Each cell in the culture that doubles every 12 hours should divide more than once per day even though cell division is gated by the circadian clock because division is suspended for only a few hours in the circadian cycle. Detailed imaging that shows individual cells of a microcolony forming on an agar plate revealed that no cell remained undivided (8). Similar conclusions can be drawn from curve fitting to a model equation, which included a term that represents the bioluminescence of nondividing cells. This term was always negligible (less than 0.1% of total bioluminescence). Therefore, observations reported here clearly demonstrate circadian rhythmicity in cells that are dividing faster than circadian frequency; that is, cell division cycling does not interfere with the circadian clock of Synechococcus.

Because three features of circadian rhythms are common to all organisms, a universal molecular mechanism for the circadian clock might be predicted.

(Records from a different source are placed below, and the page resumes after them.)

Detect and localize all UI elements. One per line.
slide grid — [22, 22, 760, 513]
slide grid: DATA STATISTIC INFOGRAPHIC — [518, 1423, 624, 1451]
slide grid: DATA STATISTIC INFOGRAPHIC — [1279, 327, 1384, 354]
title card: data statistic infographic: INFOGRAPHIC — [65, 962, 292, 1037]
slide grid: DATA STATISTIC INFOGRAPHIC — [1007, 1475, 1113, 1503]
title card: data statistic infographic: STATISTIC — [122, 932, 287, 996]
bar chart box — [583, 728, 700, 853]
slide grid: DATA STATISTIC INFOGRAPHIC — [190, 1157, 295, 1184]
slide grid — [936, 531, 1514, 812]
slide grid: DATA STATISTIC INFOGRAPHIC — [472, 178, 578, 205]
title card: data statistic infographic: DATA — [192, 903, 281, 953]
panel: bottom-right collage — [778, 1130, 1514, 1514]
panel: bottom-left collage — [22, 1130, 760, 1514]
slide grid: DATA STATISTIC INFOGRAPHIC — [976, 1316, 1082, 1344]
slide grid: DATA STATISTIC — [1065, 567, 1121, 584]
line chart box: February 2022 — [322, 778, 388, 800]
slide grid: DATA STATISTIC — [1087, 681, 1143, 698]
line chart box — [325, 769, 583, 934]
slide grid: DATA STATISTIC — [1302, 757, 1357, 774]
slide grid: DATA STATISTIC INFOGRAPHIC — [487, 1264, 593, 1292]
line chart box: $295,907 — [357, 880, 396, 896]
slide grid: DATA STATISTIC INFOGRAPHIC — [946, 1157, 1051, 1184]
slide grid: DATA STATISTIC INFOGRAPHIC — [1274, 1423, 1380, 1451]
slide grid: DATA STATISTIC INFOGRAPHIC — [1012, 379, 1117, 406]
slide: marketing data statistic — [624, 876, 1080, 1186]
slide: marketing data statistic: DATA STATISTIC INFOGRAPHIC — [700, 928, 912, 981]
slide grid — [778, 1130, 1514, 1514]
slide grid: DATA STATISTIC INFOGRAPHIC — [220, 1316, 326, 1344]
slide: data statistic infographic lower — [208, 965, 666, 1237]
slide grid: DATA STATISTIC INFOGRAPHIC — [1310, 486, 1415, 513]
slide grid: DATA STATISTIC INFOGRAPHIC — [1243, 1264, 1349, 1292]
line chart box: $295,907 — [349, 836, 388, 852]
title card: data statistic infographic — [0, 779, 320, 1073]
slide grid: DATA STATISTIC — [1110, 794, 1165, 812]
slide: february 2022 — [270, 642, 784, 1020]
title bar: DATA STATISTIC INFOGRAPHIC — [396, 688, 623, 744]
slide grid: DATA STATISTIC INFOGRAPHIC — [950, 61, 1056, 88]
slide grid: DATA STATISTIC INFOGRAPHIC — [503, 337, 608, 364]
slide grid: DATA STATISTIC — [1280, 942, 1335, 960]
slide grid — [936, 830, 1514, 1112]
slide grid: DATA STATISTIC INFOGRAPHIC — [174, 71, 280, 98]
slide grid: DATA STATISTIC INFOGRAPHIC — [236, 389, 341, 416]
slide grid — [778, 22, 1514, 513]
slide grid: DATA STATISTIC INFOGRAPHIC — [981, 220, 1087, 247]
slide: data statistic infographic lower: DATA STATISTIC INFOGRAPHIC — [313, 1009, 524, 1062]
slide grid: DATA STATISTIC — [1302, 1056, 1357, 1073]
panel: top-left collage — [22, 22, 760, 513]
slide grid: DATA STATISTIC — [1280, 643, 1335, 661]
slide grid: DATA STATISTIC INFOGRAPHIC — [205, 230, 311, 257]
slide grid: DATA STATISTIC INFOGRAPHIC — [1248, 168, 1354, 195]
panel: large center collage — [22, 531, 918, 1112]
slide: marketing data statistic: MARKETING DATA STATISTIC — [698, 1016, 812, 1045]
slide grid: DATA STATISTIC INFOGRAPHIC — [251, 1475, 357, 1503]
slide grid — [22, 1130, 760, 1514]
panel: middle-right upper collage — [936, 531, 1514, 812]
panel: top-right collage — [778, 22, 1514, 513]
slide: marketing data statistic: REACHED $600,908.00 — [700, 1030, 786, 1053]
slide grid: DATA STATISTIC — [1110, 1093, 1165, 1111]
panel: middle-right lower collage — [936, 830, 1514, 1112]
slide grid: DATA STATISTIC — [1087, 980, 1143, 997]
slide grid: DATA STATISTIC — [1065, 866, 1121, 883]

However, current models of the clock in Drosophila and Neurospora (3), in which the putative protein state variables Period, Timeless, and Frequency have been localized during the circadian cycle, are tied strongly to compartmentalization events involving export and import across the nuclear membrane. If the clock mechanism is similar among prokaryotes and eukaryotes, cell division and replication events are less disruptive of the circadian information than is intuitively obvious, and an alternative compartment must serve the sequestration function in prokaryotes. Alternatively, adaptation of the clock to eukaryotic intracellular compartmentation may have occurred after the circadian clock was introduced to ancestral eukaryotes by an endosymbiotic prokaryote (18); the eukaryotic clock may have evolved to function only in cells that divide slowly. Thus, intraorganellar events may have been incorporated that have no parallel in cyanobacteria.

The prokaryotic clock may be less affected by replication than is that of eukaryotes. The results of Mori et al. (17) suggest that DNA synthesis is continuous in the cyanobacterial population. This implies that replication does not interfere with circadian timekeeping in cyanobacteria. This might be made possible by more rapid completion of replication in bacteria or an absence of eukaryotic chromosome structure, or both.